Elizabeth Jane apareceu na tela como figurante infantil em 1917-1921 e retornou com o nome de Sally Blane na série Veteranos e Calouros / The Collegians no papel de Betty Jane (mas não creditada). Daí em diante, sobressairam na sua carreira os filmes que fez com Tom Mix (Cavaleiro das Planícies / A Horseman of the Plains / 1928, O Rei Cowboy / King Cowboy / 1928, Um Contra Todos / Outlawed / 1928) e os dois, baseados nos romances de Zane Grey e dirigidos por Henry Hathaway (A Herança do Deserto ou Herança das Estepes / Heritage of the Desert / 1932 e Audácia Entre Adversários / Wild Horse Mesa / 1932, nos quais ela contracenou com Randolph Scott. Entre os filmes que fez de outros gêneros, merecem maior destaque, A Parada das Maravilhas por seu número de dança e canto ao lado da irmã Loretta; a série Os Valentões da Arena / The Leather Pushers / 1931 da Universal com Kane Richmond; O Preço do Dever / The Star Witness / 1932, dirigido por William Wellman e estrelado por Walter Huston; e O Fugitivo / I Am a Fugitive From a Chain Gang / 1932 (no qual fez apenas um pequeno papel coadjuvante) com Paul Muni e dirigido por Mervyn LeRoy. Em 1937, Sally casou-se com Norman Foster, que a dirigiu em Charlie Chan na Ilha do Tesouro / Charlie Chan at Treasure Island / 1939. Durante a Segunda Guerra Mundial, Sally e Foster moraram no Mexico, onde ele estava dirigindo filmes falados em espanhol; ela apareceu em um deles, La Fuga / 1944 com Ricardo Montalban. Mais tarde, o casal voltou para a Califórnia e Sally terminou oficialmente sua trajetória cinematográfica com uma rápida aparição em Cada Bala Uma Vida / A Bullet for Joey / 1955.

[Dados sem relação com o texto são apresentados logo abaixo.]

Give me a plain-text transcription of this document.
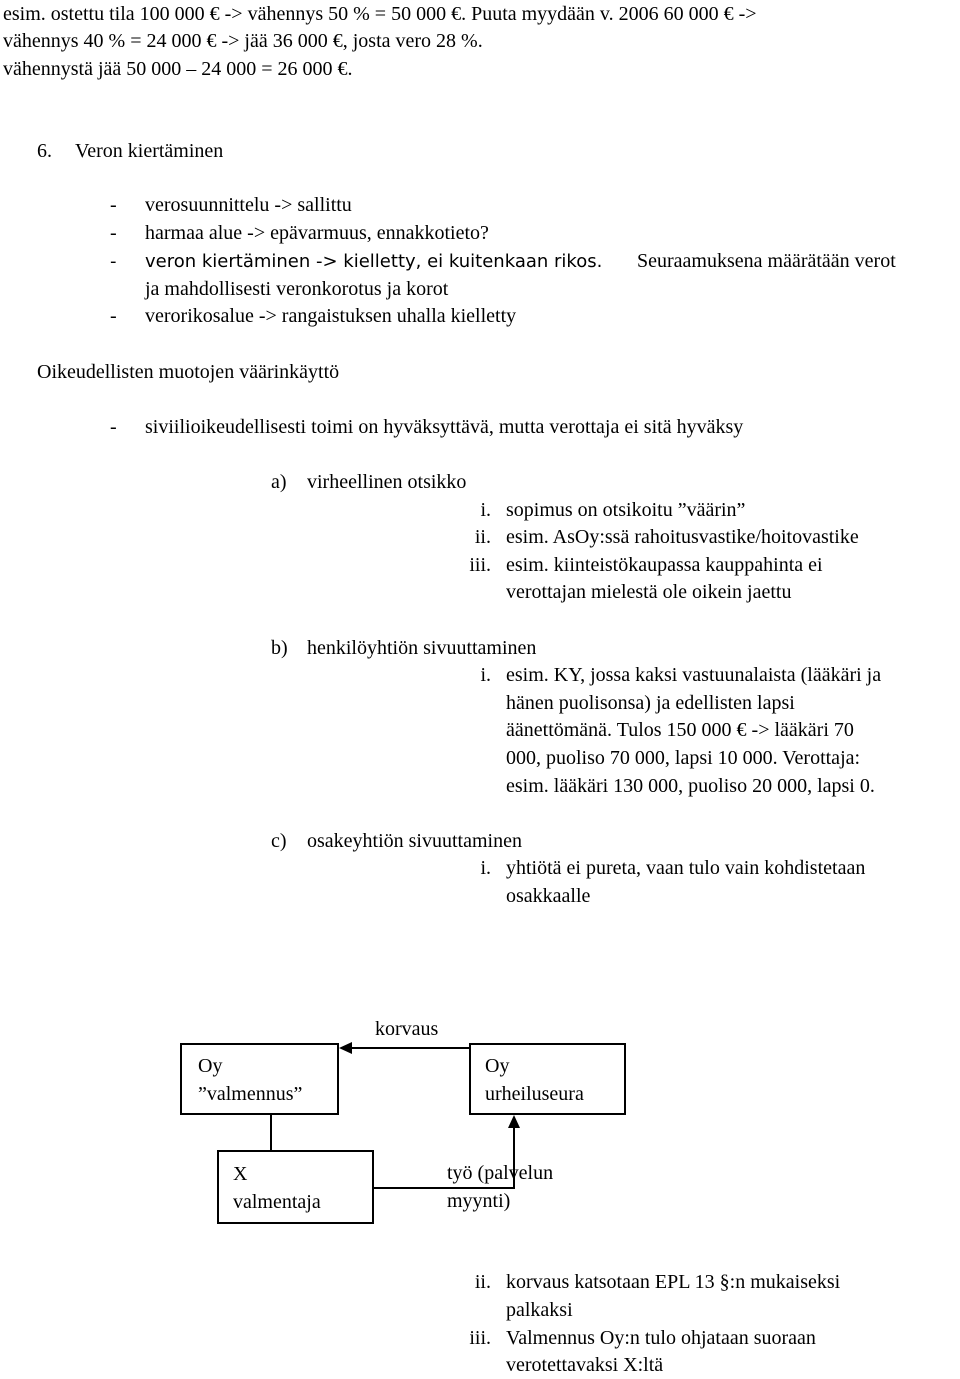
esim. ostettu tila 100 000 € -> vähennys 50 % = 50 000 €. Puuta myydään v. 2006 60 000 € ->
vähennys 40 % = 24 000 € -> jää 36 000 €, josta vero 28 %.
vähennystä jää 50 000 – 24 000 = 26 000 €.
6. Veron kiertäminen
- verosuunnittelu -> sallittu
- harmaa alue -> epävarmuus, ennakkotieto?
- veron kiertäminen -> kielletty, ei kuitenkaan rikos. Seuraamuksena määrätään verot
ja mahdollisesti veronkorotus ja korot
- verorikosalue -> rangaistuksen uhalla kielletty
Oikeudellisten muotojen väärinkäyttö
- siviilioikeudellisesti toimi on hyväksyttävä, mutta verottaja ei sitä hyväksy
a) virheellinen otsikko
i. sopimus on otsikoitu ”väärin”
ii. esim. AsOy:ssä rahoitusvastike/hoitovastike
iii. esim. kiinteistökaupassa kauppahinta ei
verottajan mielestä ole oikein jaettu
b) henkilöyhtiön sivuuttaminen
i. esim. KY, jossa kaksi vastuunalaista (lääkäri ja
hänen puolisonsa) ja edellisten lapsi
äänettömänä. Tulos 150 000 € -> lääkäri 70
000, puoliso 70 000, lapsi 10 000. Verottaja:
esim. lääkäri 130 000, puoliso 20 000, lapsi 0.
c) osakeyhtiön sivuuttaminen
i. yhtiötä ei pureta, vaan tulo vain kohdistetaan
osakkaalle
Oy
”valmennus”
Oy
urheiluseura
X
valmentaja
korvaus
työ (palvelun
myynti)
ii. korvaus katsotaan EPL 13 §:n mukaiseksi
palkaksi
iii. Valmennus Oy:n tulo ohjataan suoraan
verotettavaksi X:ltä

Polly Ann, tal como suas irmãs, apareceu como figurante infantil em 1917-1921 e retornou às telas como coadjuvante em um filme da Metro, Máscaras da Alma / The Masks of the Devil / 1928 de Victor Sjöstrom; como atriz principal em westerns de John Wayne em início de carreira (O Homem de Utah / The Man from Utah / 1934, Buck Jones (Prêmio de Consolação / The Crimson Trail / 1935), Kermit Maynard (Justiça Sangrenta / His Fighting Blood / 1935), George O’Brien (Patrulhando a Fronteira / The Border Patrolman), entre outros. Seu último papel foi em um filme da Monogram, O Fantasma Invisivel / The Invisible Ghost / 1941, ao lado de Bela Lugosi.

Houve mais uma irmã Young, Georgiana, na verdade meia-irmã das outras, nascida de um segundo casamento da mãe. As quatro apareceram juntas em A Vida de Alexandre Graham Bell / The Story of Alexander Graham Bell / 1939, estrelando Don Ameche como Graham Bell e Loretta como sua esposa. Polly Ann, Sally e Georgiana como sua irmãs, é claro. Georgiana casou-se com o ator Ricardo Montalban. Ela fez uma figuração em um filme dele, Mercado Humano / Border Incident / 1949.

Joan e Constance Bennett

Constance (1904-2965), Joan (1910-1990) e Barbara Bennett (1906-1058).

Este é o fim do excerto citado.